I’m confused about where to look for this missing ‘z’. I’m looking at the text files of WordNet included with NLTK. Searching index.noun, the letter ‘z’ is present and accounted for, between ‘yves_tanguy’ and ‘z-axis’.
If I look up roman_alphabet (indexed as 06497872) and then check that index in data.noun, I find an entry as follows:
06497872 10 n 02 Roman_alphabet 0 Latin_alphabet 0 028 @ 06497459 n 0000 @ 06825863 n 0000 %m 06831177 n 0000 %m 06831284 n 0000 %m 06831391 n 0000 %m 06831498 n 0000 %m 06831605 n 0000 %m 06831712 n 0000 %m 06831819 n 0000 %m 06831926 n 0000 %m 06832033 n 0000 %m 06832140 n 0000 %m 06832248 n 0000 %m 06832356 n 0000 %m 06832464 n 0000 %m 06832572 n 0000 %m 06832680 n 0000 %m 06832788 n 0000 %m 06832896 n 0000 %m 06833004 n 0000 %m 06833112 n 0000 %m 06833220 n 0000 %m 06833328 n 0000 %m 06833436 n 0000 %m 06833544 n 0000 %m 06833663 n 0000 %m 06833776 n 0000 %m 06833890 n 0000 | the alphabet evolved by the ancient Romans which serves for writing most of the languages of western Europe
The index 06833890 corresponds to ‘z’ and 06831177 corresponds to ‘a’, so I’m guessing ‘z’ is included in my version??
Now on to antonyms. Some antonyms are only defined at the level of lemmas. Here’s an example:
>>> from nltk.corpus import wordnet as wn
>>> alls = wn.synsets('all')
>>> alls[0].antonyms()
Traceback (most recent call last):
File "<stdin>", line 1, in <module>
AttributeError: 'Synset' object has no attribute 'antonyms'
>>> alls[0].lemmas[0].antonyms()
[Lemma('no.a.01.no'), Lemma('some.a.01.some')]
As you can see, directly trying to find the antonym of the synset failed, but succeeded for the lemma. Could this be why you’re not finding those antonyms? Here’s what I found for your examples (including all synsets and all lemmas):
all: no, some, partially
before: (none found); after: (none found)
create: (none found); destroy: (none found)
happy: unhappy
in: (none found); out: safe <—odd one; perhaps by way of “knocked out” or “forbidden”?
loud: soft, piano, softly
neat: (none found); messy: (none found)
over: (none found); under: (none found)
real: unreal, nominal, insubstantial
right-side-up: (none found); upside-down: (none found)
tough: tender
ancient: (none found); modern: old style, nonmodern
every: (none found); none: (none found)
dumb: (none found); smart: stupid
crazy: (none found); sane: insane
behind: (none found); ahead: back, backward
arrive: leave
any: (none found): none: (none found)
The code snippet I wrote to search for these (if anyone’s interested) is as follows:
# For input word 'wd'
syns = wn.synsets(wd)
lemlist = []
for x in syns: lemlist.extend(x.lemmas)
antlist = []
for x in lemlist: antlist.extend(x.antonyms())

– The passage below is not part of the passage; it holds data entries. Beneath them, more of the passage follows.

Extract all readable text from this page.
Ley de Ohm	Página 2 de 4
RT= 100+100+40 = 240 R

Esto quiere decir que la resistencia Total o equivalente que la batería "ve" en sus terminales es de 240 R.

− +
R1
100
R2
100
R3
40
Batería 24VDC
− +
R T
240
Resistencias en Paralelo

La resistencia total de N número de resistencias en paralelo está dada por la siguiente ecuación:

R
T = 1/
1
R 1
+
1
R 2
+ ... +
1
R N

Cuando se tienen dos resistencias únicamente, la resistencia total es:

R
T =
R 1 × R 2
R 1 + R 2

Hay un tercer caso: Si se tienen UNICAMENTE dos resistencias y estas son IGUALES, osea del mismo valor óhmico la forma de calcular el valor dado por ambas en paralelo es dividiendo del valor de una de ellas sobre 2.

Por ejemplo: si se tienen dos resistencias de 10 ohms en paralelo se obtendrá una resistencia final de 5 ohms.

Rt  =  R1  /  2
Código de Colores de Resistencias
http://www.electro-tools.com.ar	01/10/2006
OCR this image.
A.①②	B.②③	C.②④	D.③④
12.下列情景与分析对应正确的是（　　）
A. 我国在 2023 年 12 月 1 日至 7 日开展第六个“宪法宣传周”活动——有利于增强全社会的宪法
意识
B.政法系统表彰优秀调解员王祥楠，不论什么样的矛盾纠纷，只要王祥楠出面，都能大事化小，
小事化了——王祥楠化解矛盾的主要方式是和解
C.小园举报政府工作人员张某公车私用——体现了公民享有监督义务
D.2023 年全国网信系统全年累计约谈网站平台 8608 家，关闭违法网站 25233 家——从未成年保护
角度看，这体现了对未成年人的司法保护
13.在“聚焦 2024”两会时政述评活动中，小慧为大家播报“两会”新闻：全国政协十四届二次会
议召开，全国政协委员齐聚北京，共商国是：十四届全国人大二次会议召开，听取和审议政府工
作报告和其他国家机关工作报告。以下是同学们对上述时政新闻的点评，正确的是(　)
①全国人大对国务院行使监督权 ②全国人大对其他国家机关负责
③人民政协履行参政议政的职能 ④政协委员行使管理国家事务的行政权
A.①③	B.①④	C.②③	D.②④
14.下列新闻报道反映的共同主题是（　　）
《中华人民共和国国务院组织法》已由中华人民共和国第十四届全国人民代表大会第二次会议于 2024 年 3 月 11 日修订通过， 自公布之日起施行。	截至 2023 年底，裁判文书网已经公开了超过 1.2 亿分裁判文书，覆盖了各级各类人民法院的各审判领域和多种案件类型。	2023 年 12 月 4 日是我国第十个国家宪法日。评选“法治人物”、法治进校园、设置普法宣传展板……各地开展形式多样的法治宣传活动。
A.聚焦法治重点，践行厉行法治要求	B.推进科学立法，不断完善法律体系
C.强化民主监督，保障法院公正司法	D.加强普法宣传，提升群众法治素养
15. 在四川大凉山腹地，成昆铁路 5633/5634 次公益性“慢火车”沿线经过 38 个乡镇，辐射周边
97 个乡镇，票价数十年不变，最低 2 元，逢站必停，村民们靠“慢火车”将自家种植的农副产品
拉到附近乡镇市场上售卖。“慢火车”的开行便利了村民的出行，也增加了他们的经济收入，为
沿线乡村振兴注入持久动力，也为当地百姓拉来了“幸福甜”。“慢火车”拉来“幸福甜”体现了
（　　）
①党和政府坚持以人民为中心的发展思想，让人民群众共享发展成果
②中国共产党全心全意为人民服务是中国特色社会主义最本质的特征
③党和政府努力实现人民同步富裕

antwords = [x.name for x in antlist]
I imagine more antonyms could be found by expanding the base of synonyms. For example, if I include hyponyms in my search for “create”, I find the antonym “disassemble”. However, out of 58 hyponyms (and their 129 lemmas), that’s the only antonym that comes up. So clearly most synsets have not been tied to antonyms.